Seven Steps to XML Mastery, Step 4: Parsing and Processing XML (Part 2 of 2)
Working with SAX Filters
In part 1 of step 4, we looked at SAX and DOM parsers and found that SAX provided a simple way to extract data from streaming XML without incurring the high memory cost of building a DOM tree in memory. Another dimension of SAX is its ability to link handlers to create SAX filter chains. SAX filters are modeled after the pipe-and-filter architecture that allows apps to be built around filters that can exist without knowledge of other filters in a pipeline. In a filter-based application, the final behavior of a system depends on the composition and arrangement of the filters.
Filters are related to the UNIX concept of pipes, which give programmers the ability to string together a number of processes for a specific output. Originally developed by Doug McIlroy at Bell Labs, filters were made popular by Ken Thompson and Dennis Ritchie, who built pipes and filters into the UNIX operating system. Basically, a filter transforms (filters) the data it receives via the pipes (the connectors that pass data from one filter to the next).
SAX filters specialize the pipe-and-filter architecture with SAX handlers strung together to perform multiple tasks on incoming XML. SAX filters help keep things flexible by supporting the mixing-and-matching of different filters. This concept of filters fits well with the trend toward the component assembly of complex applications.
Linked SAX filters can do the following:
- Take independent action based on the incoming XML
- Postprocess SAX events and pass new events to the next filter in the chain
Figure 1 illustrates how SAX filters can be used to build complex XML applications—provided that you can break the application into a collection of simple SAX components, where each filter handles events passed to it from the previous filter in the chain.

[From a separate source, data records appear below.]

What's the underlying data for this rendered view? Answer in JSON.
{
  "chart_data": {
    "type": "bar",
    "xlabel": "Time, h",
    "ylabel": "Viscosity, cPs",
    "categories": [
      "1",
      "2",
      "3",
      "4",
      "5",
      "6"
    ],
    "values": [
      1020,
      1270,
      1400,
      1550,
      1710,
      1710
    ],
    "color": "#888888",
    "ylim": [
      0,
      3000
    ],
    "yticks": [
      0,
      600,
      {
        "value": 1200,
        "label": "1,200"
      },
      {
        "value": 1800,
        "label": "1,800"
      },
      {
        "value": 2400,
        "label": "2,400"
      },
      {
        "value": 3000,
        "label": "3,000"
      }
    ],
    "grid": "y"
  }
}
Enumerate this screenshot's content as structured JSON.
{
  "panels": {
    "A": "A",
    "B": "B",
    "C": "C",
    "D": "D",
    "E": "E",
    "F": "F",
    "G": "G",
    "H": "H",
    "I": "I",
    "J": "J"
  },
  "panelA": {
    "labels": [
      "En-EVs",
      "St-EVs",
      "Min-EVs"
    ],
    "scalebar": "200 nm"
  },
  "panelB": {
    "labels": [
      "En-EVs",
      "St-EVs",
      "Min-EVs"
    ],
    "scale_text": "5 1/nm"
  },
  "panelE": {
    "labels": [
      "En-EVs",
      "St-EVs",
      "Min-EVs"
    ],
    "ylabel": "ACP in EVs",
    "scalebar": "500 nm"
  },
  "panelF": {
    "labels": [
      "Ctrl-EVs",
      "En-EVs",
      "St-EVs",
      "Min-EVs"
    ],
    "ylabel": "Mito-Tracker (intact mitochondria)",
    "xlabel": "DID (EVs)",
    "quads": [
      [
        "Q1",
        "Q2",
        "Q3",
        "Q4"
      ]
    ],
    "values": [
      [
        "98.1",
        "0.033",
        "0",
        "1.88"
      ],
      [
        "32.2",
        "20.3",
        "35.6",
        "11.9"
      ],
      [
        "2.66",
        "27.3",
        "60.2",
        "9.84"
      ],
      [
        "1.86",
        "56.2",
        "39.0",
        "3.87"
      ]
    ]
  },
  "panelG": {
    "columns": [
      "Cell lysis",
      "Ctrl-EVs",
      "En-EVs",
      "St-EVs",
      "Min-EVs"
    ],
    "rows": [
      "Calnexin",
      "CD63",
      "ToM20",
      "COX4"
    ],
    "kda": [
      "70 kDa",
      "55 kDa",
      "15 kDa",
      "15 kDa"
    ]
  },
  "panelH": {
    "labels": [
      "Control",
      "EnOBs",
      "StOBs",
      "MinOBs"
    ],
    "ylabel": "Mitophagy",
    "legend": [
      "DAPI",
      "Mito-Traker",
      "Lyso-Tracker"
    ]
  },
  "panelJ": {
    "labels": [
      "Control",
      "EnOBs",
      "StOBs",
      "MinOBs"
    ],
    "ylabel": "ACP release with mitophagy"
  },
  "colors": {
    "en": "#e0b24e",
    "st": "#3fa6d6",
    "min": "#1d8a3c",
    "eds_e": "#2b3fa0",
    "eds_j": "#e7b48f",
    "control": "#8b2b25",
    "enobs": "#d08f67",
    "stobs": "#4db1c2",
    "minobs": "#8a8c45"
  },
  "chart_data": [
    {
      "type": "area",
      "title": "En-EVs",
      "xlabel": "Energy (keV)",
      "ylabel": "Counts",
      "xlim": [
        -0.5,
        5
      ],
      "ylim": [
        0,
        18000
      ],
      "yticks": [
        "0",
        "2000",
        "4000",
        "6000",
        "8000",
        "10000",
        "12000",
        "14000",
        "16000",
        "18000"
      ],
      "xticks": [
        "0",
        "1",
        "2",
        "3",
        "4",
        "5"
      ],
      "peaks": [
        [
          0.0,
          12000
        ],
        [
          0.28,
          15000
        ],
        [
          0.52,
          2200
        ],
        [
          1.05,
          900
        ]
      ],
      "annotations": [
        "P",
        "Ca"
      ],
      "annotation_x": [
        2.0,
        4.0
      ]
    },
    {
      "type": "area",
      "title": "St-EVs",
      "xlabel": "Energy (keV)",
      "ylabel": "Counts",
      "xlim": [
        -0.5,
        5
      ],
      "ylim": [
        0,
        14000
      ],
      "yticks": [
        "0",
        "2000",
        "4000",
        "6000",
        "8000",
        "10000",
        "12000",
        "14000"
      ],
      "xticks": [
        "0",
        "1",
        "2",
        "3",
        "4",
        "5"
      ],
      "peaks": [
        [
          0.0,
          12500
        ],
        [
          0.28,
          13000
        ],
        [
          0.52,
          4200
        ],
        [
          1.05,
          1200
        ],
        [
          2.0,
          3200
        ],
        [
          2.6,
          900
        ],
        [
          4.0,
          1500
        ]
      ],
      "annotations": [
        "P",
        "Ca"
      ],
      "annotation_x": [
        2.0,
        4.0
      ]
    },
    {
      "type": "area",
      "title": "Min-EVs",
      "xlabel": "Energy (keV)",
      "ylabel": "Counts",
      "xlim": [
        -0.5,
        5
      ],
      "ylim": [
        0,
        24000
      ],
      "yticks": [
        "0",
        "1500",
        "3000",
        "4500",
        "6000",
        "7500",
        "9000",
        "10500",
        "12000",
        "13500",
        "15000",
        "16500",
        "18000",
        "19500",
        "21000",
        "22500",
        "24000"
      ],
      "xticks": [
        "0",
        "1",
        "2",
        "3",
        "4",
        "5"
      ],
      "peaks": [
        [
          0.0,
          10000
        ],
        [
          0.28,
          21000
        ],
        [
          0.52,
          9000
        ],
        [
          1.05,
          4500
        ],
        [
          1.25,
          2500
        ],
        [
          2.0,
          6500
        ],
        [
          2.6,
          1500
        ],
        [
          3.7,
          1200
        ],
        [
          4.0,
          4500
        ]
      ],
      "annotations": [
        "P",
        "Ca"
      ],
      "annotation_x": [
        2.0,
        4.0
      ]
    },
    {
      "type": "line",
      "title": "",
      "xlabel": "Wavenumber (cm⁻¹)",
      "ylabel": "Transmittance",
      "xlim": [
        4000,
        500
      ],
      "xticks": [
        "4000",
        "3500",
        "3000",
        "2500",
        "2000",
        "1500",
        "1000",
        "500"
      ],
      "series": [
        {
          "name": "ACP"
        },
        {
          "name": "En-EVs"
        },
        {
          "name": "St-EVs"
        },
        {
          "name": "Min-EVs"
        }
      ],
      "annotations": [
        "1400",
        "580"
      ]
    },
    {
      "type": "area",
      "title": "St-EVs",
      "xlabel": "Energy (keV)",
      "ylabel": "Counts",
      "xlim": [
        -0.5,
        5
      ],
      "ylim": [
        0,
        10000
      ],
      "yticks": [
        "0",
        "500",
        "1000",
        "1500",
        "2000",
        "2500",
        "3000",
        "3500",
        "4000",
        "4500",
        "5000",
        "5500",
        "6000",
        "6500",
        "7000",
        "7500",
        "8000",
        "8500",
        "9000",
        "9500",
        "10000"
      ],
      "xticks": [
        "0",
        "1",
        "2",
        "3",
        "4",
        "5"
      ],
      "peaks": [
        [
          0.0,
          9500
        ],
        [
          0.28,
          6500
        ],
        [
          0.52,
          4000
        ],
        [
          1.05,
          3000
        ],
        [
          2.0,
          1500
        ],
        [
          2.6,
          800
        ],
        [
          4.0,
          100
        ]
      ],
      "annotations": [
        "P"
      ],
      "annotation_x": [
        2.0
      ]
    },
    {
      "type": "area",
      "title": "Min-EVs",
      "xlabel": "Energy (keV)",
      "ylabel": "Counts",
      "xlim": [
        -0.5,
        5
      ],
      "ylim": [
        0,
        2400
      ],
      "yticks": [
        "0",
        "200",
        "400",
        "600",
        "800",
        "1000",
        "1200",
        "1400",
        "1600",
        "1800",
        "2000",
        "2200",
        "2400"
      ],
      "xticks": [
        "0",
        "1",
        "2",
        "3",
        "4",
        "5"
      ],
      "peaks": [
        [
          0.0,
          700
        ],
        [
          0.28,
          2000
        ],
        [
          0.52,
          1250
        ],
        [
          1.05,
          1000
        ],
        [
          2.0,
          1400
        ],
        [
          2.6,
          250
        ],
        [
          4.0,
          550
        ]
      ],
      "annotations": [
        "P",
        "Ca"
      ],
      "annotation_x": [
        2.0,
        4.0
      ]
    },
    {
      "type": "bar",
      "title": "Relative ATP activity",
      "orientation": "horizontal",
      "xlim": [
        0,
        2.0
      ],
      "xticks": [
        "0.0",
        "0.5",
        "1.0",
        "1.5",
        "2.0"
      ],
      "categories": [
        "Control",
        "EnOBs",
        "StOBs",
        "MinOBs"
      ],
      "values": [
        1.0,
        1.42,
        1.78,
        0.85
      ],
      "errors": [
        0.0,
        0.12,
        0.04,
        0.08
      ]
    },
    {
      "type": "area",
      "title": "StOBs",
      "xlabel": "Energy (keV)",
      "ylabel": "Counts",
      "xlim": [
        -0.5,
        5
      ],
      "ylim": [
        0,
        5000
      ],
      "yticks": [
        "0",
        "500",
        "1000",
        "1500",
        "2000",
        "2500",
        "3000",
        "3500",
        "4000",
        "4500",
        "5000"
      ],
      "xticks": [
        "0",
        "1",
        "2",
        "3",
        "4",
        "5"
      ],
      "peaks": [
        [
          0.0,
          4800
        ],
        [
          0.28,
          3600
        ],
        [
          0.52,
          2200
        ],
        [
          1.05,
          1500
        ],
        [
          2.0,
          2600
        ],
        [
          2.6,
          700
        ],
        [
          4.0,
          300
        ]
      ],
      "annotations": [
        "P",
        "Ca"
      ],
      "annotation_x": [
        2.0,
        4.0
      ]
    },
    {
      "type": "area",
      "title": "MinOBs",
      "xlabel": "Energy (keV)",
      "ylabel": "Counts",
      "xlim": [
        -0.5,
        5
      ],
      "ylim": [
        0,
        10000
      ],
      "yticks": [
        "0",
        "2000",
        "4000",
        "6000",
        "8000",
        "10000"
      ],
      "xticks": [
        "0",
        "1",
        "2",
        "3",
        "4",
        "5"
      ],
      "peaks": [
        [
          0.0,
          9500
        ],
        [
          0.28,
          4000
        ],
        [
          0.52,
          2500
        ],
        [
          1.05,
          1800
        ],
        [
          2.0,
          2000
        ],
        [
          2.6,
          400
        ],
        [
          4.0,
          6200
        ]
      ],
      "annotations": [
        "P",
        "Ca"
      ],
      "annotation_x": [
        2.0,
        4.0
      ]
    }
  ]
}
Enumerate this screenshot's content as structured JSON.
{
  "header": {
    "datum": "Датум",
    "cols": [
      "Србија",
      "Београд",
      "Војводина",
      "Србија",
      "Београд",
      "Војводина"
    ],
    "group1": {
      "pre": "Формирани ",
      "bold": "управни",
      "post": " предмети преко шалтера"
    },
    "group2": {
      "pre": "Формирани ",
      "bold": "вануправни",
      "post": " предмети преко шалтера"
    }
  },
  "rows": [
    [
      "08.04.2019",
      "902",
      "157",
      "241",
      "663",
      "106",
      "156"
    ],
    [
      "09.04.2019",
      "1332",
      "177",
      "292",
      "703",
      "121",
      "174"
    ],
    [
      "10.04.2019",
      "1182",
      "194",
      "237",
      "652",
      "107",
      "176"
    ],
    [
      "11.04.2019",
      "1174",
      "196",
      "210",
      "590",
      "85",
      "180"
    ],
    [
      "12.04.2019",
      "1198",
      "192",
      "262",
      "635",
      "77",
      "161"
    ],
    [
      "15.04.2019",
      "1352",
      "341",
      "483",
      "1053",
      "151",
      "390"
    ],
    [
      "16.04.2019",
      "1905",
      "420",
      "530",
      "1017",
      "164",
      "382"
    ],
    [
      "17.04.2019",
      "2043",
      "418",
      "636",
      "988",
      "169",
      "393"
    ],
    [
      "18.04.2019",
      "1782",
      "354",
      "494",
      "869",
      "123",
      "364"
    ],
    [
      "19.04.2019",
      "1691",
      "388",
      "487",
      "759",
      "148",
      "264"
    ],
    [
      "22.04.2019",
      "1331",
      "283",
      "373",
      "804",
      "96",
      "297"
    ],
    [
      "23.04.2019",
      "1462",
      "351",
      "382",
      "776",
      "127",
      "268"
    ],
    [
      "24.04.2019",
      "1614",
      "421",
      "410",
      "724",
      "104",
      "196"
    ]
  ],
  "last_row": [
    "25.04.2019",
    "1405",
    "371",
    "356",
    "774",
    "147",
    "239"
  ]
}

A SAX filter sits between the client application and the actual parser. Because it’s positioned in the middle, the filter can change the event stream. For example, elements and attributes can be changed—not just their values, but their names. SAX filters can also add namespaces to elements, add elements and attributes not present in the original XML, and do logging work (for example, logging all data passing through to a database).
Figure 1 SAX filters can be used to build a pipe-and-filter architecture.